Ты что творишь, твою мать?! Это же все… все что у меня от неё осталось!

Не делай этого! Ты же, еб**ь в жопу, не понимаешь!.. Понятия не имеешь, что это такое… и никогда не поймешь!

Он итак слишком долго притворялся твоей домашней болонкой, даже в какой-то момент уверовал в этот абсурд. Не совершай ошибки, не режь по живому и сухожилиям! Я все равно уже не чувствую боли, адреналин кроет защитной анестезией, рвет сердце и мышцы от непосильного напряжения перед последним смертельным прыжком. Он слаб, он вымотан, забит и унижен своей беспомощностью хуже слепого скулящего щенка, но он не позволит отобрать у себя то, что было частью его веры в невозможное, что заменяло ему все эти дни кислород и запускало его ссохшееся сердце каждое гребаное утро… Этот зверь еще не сдох и только благодаря ей! Если ты лишишь его и этой последней капли иллюзорной надежды…

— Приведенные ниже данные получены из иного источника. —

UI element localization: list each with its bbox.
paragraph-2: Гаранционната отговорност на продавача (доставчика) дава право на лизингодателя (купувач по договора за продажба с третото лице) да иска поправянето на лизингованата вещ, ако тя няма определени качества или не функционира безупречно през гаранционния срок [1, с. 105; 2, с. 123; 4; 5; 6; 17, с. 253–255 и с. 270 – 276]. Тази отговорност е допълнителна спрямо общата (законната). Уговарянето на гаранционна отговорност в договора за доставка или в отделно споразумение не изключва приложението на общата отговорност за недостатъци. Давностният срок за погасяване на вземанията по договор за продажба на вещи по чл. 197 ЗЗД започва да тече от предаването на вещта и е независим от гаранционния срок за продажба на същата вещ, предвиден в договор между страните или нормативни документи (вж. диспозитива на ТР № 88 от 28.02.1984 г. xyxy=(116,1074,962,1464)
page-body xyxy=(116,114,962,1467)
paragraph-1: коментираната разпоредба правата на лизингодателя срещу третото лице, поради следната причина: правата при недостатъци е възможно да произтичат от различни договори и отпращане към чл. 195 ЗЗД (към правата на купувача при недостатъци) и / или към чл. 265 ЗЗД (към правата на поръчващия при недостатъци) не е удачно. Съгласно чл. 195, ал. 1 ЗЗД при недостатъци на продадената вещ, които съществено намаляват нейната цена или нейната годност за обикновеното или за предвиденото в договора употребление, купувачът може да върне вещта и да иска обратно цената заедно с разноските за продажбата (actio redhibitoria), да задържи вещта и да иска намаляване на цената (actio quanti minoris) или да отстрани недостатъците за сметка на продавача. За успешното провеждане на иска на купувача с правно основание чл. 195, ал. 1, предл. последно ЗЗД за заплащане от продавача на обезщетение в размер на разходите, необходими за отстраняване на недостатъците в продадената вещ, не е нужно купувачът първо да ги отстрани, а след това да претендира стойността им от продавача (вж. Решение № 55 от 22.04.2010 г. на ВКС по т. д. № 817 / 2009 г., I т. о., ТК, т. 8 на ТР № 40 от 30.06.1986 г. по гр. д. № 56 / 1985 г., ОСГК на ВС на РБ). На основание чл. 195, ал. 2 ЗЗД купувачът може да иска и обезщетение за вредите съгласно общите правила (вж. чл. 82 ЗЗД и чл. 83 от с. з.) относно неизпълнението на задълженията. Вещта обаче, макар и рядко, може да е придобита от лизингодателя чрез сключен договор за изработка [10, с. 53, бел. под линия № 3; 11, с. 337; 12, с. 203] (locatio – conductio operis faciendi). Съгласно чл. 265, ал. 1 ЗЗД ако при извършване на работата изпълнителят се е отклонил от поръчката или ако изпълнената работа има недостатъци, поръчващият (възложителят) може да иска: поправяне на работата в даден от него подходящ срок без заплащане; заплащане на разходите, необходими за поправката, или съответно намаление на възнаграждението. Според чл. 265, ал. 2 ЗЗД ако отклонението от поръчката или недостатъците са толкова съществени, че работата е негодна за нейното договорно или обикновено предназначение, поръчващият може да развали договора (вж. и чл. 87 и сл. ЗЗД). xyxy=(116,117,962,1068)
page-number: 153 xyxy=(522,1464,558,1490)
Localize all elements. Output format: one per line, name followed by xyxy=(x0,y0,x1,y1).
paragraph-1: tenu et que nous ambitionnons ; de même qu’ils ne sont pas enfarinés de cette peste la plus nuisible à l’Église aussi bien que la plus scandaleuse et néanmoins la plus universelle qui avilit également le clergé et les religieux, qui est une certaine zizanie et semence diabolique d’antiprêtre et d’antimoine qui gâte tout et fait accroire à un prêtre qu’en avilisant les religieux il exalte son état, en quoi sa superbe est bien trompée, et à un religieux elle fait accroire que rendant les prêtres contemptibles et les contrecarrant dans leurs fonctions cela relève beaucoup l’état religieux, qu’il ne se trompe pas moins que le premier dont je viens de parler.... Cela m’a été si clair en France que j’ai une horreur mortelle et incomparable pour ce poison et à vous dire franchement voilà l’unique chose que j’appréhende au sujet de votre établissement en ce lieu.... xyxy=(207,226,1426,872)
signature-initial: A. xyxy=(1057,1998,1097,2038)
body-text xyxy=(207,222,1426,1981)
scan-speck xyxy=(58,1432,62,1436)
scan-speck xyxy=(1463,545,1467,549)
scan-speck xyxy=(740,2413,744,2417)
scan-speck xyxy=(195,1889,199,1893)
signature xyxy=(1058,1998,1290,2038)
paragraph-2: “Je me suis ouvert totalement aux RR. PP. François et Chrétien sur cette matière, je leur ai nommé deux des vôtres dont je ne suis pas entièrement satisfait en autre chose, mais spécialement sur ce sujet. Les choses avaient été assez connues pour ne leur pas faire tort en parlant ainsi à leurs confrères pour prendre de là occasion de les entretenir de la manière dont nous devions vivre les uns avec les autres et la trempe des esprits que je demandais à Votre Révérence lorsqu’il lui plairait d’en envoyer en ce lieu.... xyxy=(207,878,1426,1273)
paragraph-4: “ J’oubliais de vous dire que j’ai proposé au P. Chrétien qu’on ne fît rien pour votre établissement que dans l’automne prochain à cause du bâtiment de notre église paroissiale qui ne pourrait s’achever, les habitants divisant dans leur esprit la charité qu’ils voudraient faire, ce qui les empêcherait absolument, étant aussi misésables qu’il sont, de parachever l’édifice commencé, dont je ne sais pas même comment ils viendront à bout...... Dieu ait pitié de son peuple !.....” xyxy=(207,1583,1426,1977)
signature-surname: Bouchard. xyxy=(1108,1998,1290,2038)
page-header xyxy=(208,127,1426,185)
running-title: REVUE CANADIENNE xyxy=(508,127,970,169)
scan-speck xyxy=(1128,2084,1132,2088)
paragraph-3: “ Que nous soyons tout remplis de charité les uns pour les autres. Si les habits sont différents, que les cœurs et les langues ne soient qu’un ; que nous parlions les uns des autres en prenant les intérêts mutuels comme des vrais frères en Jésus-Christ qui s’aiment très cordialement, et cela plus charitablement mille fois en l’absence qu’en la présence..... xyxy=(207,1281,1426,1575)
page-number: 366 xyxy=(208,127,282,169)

– Четыре недели, еб**ь тебя в рот, Дэн… ты спускал все в унитаз с легкой руки! – Алекс сам срывается в рычащий сдавленный крик, ударив по моим глазам огневым плевком ответного контролируемого "безумия". Как он еще не схватил меня за горло и не долбанул о ближайшую стену? И почему я сам сдержался от подобного соблазна – подсознательно чувствовал неравенство сил?

– Это так, по-твоему пытаться забыть и смыть со своего сознания дерьмо, в котором ты себя добровольно топил все эти годы? Ты за этим сюда напросился… бл**ь! Моими руками выписать себе путевку в долгожданное чистилище? Это все, ради чего ты теперь живешь? А остальное гори синим пламенем, включая твоего единственного сына?